L'Inde et le Pakistan lancent des attaques militaires contre le Cachemire
L'Inde a lancé des frappes militaires au Pakistan mercredi en tuant 26

Les deux États d'armes nucléaires, l'Inde et le Pakistan, se rapprochent de la guerre totale sur le territoire divisé du Cachemire.
L'Inde a lancé des frappes militaires au Pakistan aux premières heures de mercredi – en coupant au moins 26 personnes, dont certains enfants.
Le Premier ministre pakistanais Shehbaz Sharif a décrit les attaques comme un «acte de guerre» et a déclaré que le Pakistan avait «tout le droit de répondre».
Les forces armées pakistanaises prétendent avoir abattu plusieurs avions de l'Air Force indienne en réponse.

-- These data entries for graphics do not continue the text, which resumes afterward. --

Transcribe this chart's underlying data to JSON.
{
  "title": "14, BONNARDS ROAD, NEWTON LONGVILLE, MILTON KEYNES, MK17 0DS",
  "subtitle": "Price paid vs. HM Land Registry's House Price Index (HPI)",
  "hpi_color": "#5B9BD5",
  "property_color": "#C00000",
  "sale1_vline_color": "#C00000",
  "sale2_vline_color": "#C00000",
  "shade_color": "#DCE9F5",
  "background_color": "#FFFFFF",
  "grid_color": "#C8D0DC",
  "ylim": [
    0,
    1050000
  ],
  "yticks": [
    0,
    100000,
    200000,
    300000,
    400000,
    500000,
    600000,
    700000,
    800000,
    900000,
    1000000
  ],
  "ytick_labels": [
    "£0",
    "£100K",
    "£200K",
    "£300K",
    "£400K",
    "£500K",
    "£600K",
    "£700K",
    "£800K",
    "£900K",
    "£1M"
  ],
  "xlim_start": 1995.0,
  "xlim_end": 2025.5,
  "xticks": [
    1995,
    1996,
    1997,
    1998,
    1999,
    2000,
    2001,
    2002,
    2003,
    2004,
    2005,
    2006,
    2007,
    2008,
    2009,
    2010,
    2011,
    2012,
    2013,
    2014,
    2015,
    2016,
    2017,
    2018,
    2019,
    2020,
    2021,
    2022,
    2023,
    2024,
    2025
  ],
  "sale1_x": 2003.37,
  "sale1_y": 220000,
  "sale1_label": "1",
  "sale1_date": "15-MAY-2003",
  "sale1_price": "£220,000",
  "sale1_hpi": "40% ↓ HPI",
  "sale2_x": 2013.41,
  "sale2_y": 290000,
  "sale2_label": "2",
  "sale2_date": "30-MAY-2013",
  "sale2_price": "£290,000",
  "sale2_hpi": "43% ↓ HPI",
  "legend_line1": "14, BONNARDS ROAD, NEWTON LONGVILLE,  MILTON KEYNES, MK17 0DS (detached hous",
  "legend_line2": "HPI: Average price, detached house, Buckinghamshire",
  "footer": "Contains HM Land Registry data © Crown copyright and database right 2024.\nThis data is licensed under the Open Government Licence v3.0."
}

Leurs obus et leurs missiles ont tué au moins 12 civils vivant du côté administré par les Indiens de la ligne de contrôle, qui divise le Cachemire.
Le ministre indien de la Défense, Rajnath Singh, a déclaré que les frappes aériennes sont un acte de vengeance pour le meurtre de 26 touristes du Cachemire sous contrôle indien le mois dernier.
Un groupe s'appelant le Front de résistance revendique la responsabilité de tirer sur les touristes, mais le gouvernement indien blâme l'État pakistanais lui-même.
L'opération de l'armée indienne, Sindoor, a impliqué des attaques sur plusieurs emplacements au Cachemire contrôlé par le Pakistan et plus au sud au Pakistan lui-même.
L'État indien a déclaré que ses grèves ne ciblaient que «les infrastructures terroristes», mais elle comprend des attaques contre la ville densément peuplée de Lahore.
La logique de l'escalade est intégrée à la situation. L'Inde a déjà suspendu le traité de l'eau de l'Indus qui régit la façon dont les deux pays partagent l'eau.
Certains responsables indiens ont parlé de la construction de barrages sur les affluents de la rivière Indus pour couper une partie de l'approvisionnement en eau du Pakistan.
Le président des États-Unis, Donald Trump, a déclaré qu'il espérait que les affrontements prennent fin «très rapidement». Trump a une relation étroite avec l'extrême droite de l'Inde Narendra Modi et considère l'Inde comme un contrepoids de la Chine dans la région.
Le ministre britannique des Affaires étrangères, David Lammy, a également tenté d'agir comme un «pacificateur» et a exhorté les deux parties à «désamorcer».
Mais l'héritage de l'impérialisme britannique a semé les graines du conflit au Cachemire.
L'administration impériale, connue sous le nom de «Raj britannique», a utilisé la division et la règle pour maintenir le contrôle de l'Inde. Ils ont essayé d'incorporer des sections des classes plus riches de l'Inde dans l'administration et ont ravié des divisions sectaires parmi les musulmans, les hindous et les sikhs.
À mesure que les demandes d'indépendance grandissaient au 20e siècle, les Britanniques ont poussé la fracture et la règle à la résistance à la contre-dépouille.
L'Empire britannique a été contraint de quitter l'Inde en 1947, mais l'a séparée en Inde hindou-majorité et au Pakistan à majorité musulmane.
Les forces pakistanaises et indiennes se sont affrontées sur le Jammu-et-Cachemire. Au moment de la partition, elle était dirigée par un prince hindou – un client de l'Empire britannique – mais avait une population à majorité musulmane.
Le Cachemire a été divisé le long de la ligne de contrôle et les gens se sont vu promettre un référendum des Nations Unies sur leur avenir – ce qui n'est jamais venu.
Aujourd'hui, la majeure partie du Cachemire est contrôlée par le Pakistan et l'Inde, tandis que l'État chinois contrôle une zone peu peuplée dans le nord.
Le Pakistan et l'Inde ont depuis combattu quatre guerres sur qui devrait avoir le contrôle du Cachemire.
Beaucoup de cachemiris en veulent faire partie de l'État indien dont les forces ont utilisé des tueries ciblées, une torture et un viol contre des personnes qui se battent pour l'indépendance.
Certains cachemiris veulent faire partie du Pakistan. Mais d'autres, en particulier à gauche, appellent à l'indépendance de l'Inde ou du Pakistan.
La solution est que les habitants du Cachemire font leurs propres choix sans interférence des puissances impérialistes et régionales. Cela prendra une résistance au Cachemire – et par les travailleurs et les pauvres en Inde et au Pakistan contre leurs propres dirigeants qui poussent le sectarisme et la guerre.